Monday, January 12, 2026

Court Denies Rule 33 Motion Based on Alleged (But Unproven) Potential and Actual Conflicts from Benefactor Payments (1/12/26)

In United States v. Lemay (S.D. N.Y. No. 1:21-cr-00573 Opinion & Order dated 1/2/26), CL here, GS here, TN here, the Court denied the convicted defendant’s Rule 33 motion based on alleged ineffective assistance of counsel. Lemay and another defendant had been convicted  in SDNY of conspiracy to defraud the U.S. under 18 USC 371. Lemay was originally indicted for tax evasion as well, but the evasion counts were severed and moved to New Jersey based on his residence. At the end of the SDNY trial, the Court denied a Rule 29 motion for judgment of acquittal. Shortly prior to sentencing, Lemay filed his Rule 33 motion. The Court then held an evidentiary hearing on the motion; this Opinion & Order is the result of the hearing.

The gravamen of the motion is that a person allegedly agreeing to pay Lemay’s costs of defense in the investigation and prosecution caused Lemay to have ineffective assistance of counsel because of conflicts created by that arrangement and the relationship of Lemay’s counsel (2 different attorneys, one in the investigation prior to the indictment and the other in the criminal trial) to other counsel for other targets or defendants with allegedly competing interests under an alleged joint defense agreement ("JDA"). The facts are more detailed and well worth reading by students and practitioners to see the types of problems that might arise when a defendant is represented by counsel being paid by someone else. The Court calls those arrangements “benefactor payments.” Lemay’s counsel (2 of them) targeted in Lemay’s claims denied Lemay’s claims. After holding an evidentiary hearing in which the Court observed and assessed the credibility of Lemay and other witnesses (including the 2 counsel), the Court rejected Lemay’s claims and denied the Rule 33 motion.

Some points:

1. Perhaps the major point is that, for some reason, Lemay’s counsel (2 of them) allegedly failed to meet the requirement of “The Court’s Individual Rule” that stated "[w]henever defense counsel has received, or will receive, a benefactor payment that subjects counsel to a conflict of interest, he or she must immediately inform the Court and request a Curcio hearing." (See Slip Op. 8.) The Curcio hearing is named for United States v. Curcio, 680 F.2d 881 (2d Cir. 1982), here. At a Curcio hearing, the court can consider the nature of any conflicts the attorney may have and advise a defendant of the risks of the conflict, determine that the defendant understands those risks through questioning, and "give the defendant time to digest and contemplate the risks after encouraging him or her to seek advice from independent counsel. For a good discussion of the Curcio hearing in the Second Circuit, see United States v. Arrington, 941 F. 3d 24,  (2d Cir. 2019), here.

Saturday, January 10, 2026

More on the Goldstein Trial; Herein of Lying and Cheating, Good Guys and Bad Guys (1/10/26)

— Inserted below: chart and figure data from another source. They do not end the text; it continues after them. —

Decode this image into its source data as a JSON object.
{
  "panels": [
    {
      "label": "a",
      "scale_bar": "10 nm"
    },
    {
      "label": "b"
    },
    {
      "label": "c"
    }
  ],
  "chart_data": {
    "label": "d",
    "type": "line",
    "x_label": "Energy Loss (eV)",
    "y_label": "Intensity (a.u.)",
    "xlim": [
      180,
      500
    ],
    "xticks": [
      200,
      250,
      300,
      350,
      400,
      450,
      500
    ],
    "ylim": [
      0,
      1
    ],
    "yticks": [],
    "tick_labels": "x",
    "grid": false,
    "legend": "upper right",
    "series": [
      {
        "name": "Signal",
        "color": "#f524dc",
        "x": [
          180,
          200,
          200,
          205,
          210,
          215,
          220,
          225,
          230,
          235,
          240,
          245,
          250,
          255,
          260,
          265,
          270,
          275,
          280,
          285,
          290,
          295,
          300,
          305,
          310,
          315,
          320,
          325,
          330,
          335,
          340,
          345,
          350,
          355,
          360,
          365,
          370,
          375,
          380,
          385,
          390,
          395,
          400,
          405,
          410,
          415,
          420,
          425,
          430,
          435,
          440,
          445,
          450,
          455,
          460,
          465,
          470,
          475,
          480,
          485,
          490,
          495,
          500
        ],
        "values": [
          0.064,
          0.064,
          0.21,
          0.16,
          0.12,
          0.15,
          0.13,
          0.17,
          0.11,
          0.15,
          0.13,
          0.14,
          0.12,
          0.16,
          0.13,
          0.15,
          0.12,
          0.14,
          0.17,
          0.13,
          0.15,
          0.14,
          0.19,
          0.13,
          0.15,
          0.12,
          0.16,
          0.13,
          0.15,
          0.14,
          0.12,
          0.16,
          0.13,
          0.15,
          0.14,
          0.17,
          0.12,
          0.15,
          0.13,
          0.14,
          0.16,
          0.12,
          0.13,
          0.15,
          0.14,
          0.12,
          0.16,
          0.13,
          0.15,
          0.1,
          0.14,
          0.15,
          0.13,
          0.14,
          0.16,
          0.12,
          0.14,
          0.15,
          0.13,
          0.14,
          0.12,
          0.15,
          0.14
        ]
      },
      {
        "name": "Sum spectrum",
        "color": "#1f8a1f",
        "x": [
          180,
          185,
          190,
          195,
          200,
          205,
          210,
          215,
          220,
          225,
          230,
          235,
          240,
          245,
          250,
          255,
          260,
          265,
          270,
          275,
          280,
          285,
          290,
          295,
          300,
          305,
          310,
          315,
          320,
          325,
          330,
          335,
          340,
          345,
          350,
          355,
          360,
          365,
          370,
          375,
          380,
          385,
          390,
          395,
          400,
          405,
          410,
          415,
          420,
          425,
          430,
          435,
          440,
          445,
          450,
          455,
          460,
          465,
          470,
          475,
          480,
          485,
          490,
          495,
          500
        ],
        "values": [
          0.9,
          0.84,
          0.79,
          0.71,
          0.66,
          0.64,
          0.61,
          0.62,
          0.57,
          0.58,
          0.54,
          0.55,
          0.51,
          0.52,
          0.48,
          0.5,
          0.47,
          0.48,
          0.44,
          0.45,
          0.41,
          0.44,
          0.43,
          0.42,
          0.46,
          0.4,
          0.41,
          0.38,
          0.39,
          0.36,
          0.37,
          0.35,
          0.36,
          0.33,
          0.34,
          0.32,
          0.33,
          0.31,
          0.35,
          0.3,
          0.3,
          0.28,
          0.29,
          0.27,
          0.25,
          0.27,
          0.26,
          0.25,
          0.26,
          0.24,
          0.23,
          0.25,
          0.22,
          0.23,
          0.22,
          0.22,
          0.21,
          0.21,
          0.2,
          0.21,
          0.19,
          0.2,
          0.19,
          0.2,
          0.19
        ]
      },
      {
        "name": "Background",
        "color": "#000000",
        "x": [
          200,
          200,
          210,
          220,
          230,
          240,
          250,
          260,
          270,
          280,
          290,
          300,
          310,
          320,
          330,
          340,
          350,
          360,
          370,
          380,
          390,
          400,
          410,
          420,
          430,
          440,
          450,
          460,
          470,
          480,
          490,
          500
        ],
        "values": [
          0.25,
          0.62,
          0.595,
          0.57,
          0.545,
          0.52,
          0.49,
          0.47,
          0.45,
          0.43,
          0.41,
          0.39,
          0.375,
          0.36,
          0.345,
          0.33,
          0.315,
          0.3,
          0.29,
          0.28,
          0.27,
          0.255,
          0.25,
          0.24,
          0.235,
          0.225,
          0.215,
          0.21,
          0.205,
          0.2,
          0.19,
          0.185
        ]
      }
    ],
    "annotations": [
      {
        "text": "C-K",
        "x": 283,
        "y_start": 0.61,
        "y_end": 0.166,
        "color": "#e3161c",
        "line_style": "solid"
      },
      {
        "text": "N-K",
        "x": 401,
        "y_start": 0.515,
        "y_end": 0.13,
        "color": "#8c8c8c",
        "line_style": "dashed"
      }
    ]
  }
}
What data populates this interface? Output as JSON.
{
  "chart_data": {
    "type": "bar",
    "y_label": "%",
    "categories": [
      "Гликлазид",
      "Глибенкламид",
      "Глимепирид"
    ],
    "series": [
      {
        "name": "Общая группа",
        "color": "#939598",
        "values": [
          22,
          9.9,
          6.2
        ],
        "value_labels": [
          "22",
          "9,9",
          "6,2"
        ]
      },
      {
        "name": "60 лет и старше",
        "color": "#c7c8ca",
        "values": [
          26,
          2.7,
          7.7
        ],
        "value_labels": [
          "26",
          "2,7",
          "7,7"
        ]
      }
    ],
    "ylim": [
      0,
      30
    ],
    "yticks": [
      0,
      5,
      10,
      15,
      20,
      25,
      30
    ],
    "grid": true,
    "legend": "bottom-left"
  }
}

I have written about the Tom Goldstein prosecution. Tom Goldstein--SCOTUSblog founder, Prominent Supreme Court Advocate, and High-Stakes Gambler--Indicted for Tax and Related Crimes and False Statements to Mortgage Lenders (Federal Tax Crimes Blog 1/17/25; 1/19/25), here; Two Recent Tax Crimes Cases Involving Bitcoin (Federal Tax Crimes Blog 1/19/25; 2/9/25), here; Free CourtListener Docket Sheet and Documents for Major Tax Crimes Case (Also Major White Collar Crimes Case) (Federal Tax Crimes Blog 7/3/25), here.

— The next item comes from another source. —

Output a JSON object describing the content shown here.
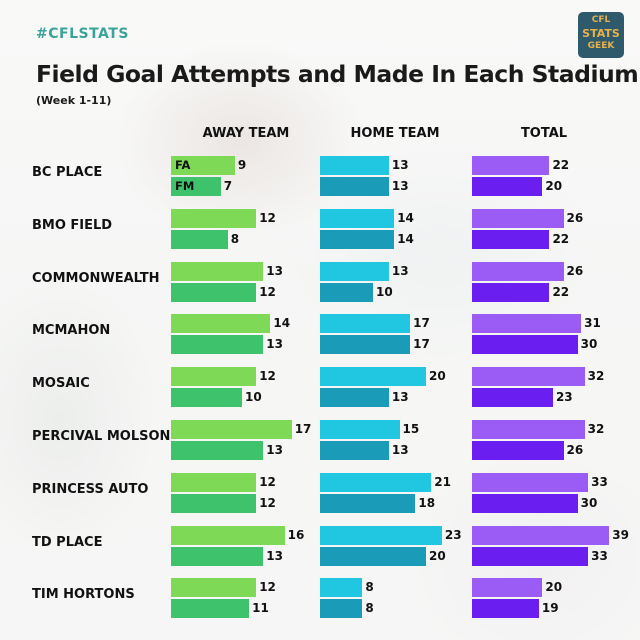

I offer a new article and some comments. The article is Holly Barker, Tom Goldstein’s Defense Hinges on Giving the Jury Good Guy Vibes (BloombergLaw 1/10/26), here. Key excerpts for purposes of this blog relate to the general tax crimes element of willfulness, which per Cheek is the voluntary intentional violation of a known legal duty.

          Tom Goldstein—the former US Supreme Court advocate and blogger with a years-long ultra-high-stakes gambling habit—heads to trial Monday in a case that may turn on whether the jury thinks he’s “a good guy or a bad guy.”

          That’s from Goldstein himself.

          The government rejected that framing at Friday’s final pretrial conference: What the jury will decide is whether Goldstein is guilty of tax evasion and making false statements, prosecutor Sean Beatty said. But there might be something to Goldstein’s point.

          Tax cases generally require a showing of willfulness—the knowing and intentional violation of an understood legal duty. In theory, proving that willfulness or an absence of good faith can be difficult due to the confusing nature of the tax code. But the precise standard might not make a practical difference, said Jeff Neiman, a former Assistant US Attorney and founder of Neiman Mays Floch & Almeida.

          “The jury will either conclude that Mr. Goldstein is a liar and a cheater, or that he simply made mistakes that led to erroneous filings,” he said.